We still hear it said, including by Democrats, that the Christian Right thinks that the Cheney-Bush administration has let them down. And that may be true of many of the rank-and-file. But the leaders are still enthusiastic for the Republican Party this year.
Part of the reason that's so often said is surely that Democrats have been pointing out for years that the Republicans use the Christian Right to get votes and then give their concerns a low priority. That really has not been the case in this administration. Christian Right leaders complain a lot, including about the administration's service to their desires. Part of that is the good old Southern whiny-white-folks tradition. But a large part of it is keeping the pressure on.
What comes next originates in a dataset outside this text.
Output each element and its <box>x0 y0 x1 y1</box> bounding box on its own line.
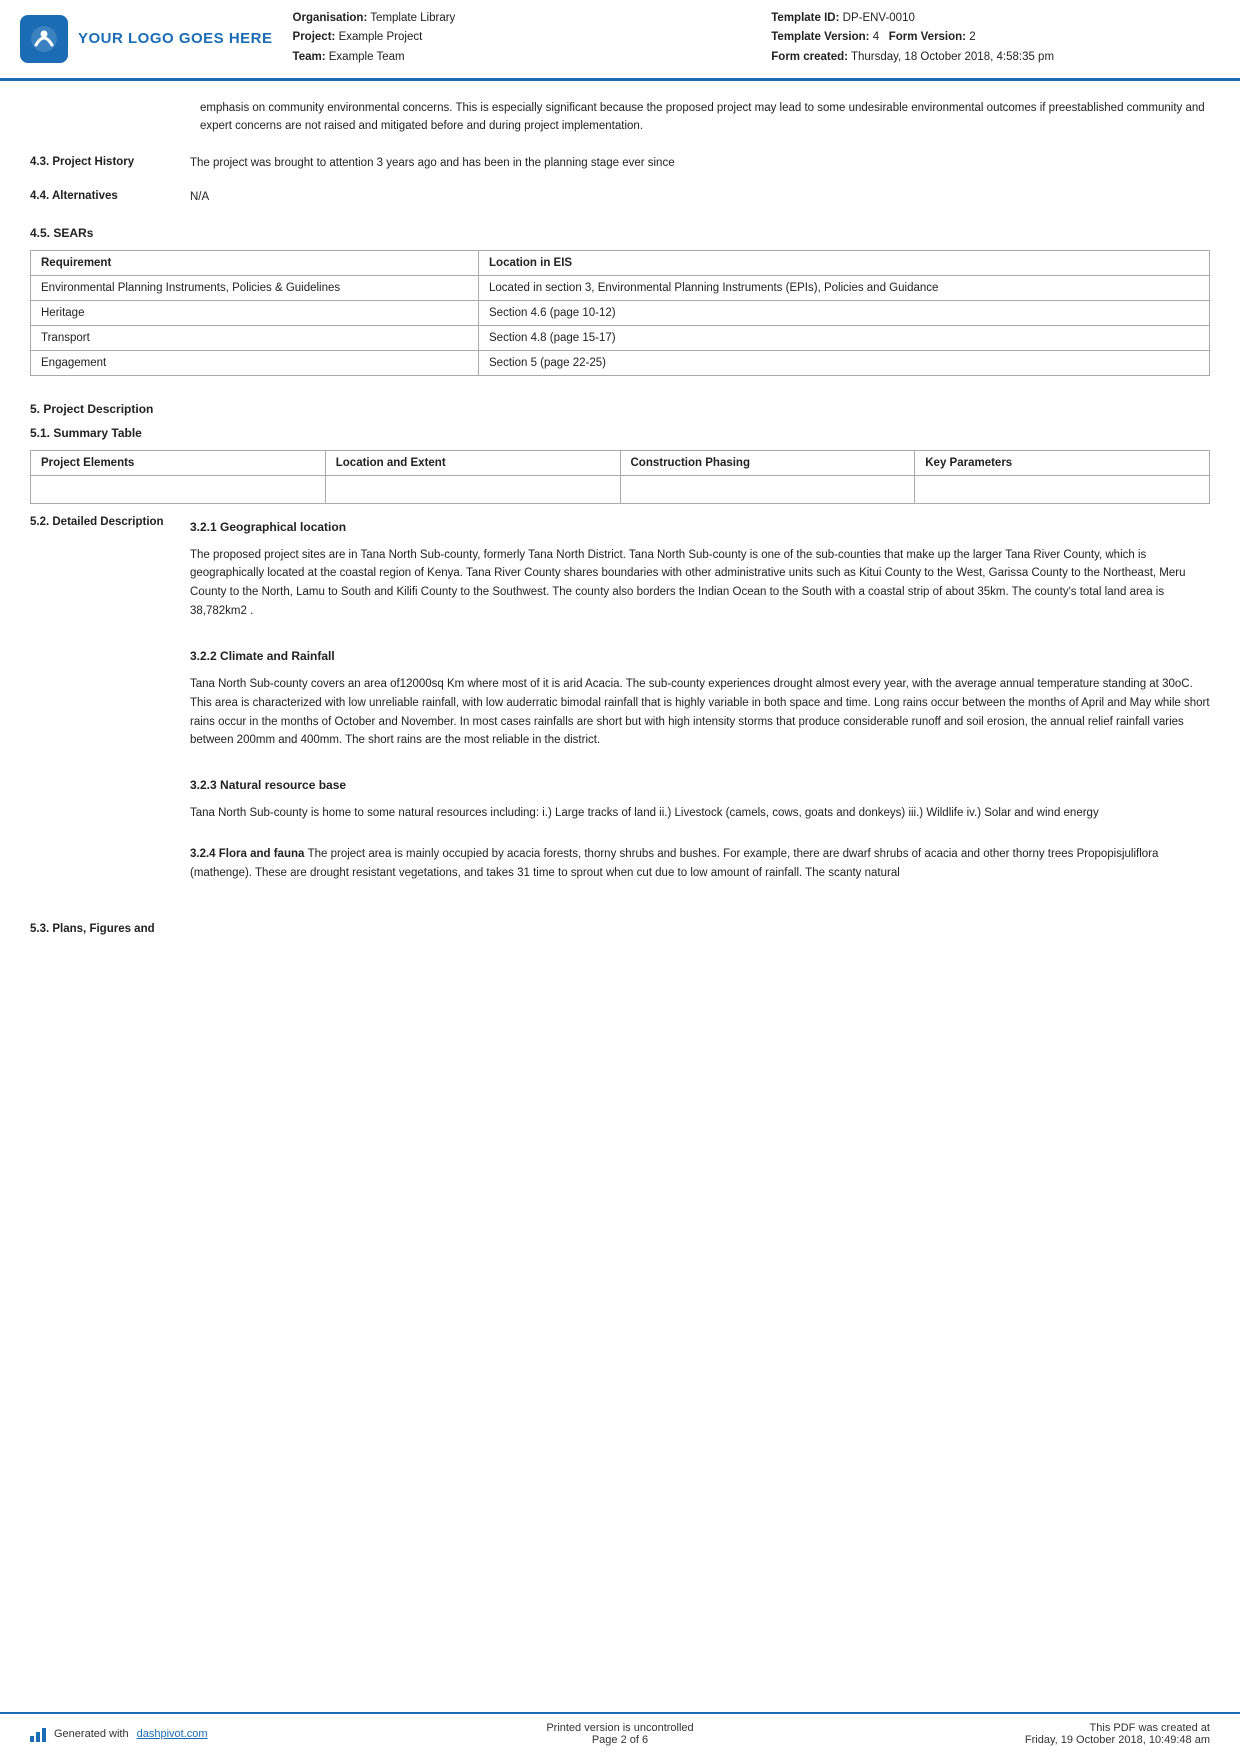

After all, the Christian dominionists want a lot more than just federal-funded abstinence-and-proselyizing programs.
Wills discusses Gen. Boykin, whose god is bigger than the Muslims' god, and the very problematic nature of promoting religious wars, or, as Wills calls it, faith-based war:
There is a particular danger with a war that God commands. What if God should lose? That is unthinkable to the evangelicals. They cannot accept the idea of second-guessing God, and he was the one who led them into war. Thus, in 2006, when two thirds of the American people told pollsters that the war in Iraq was a mistake, the third of those still standing behind it were mainly evangelicals (who make up about one third of the population). It was a faith-based certitude.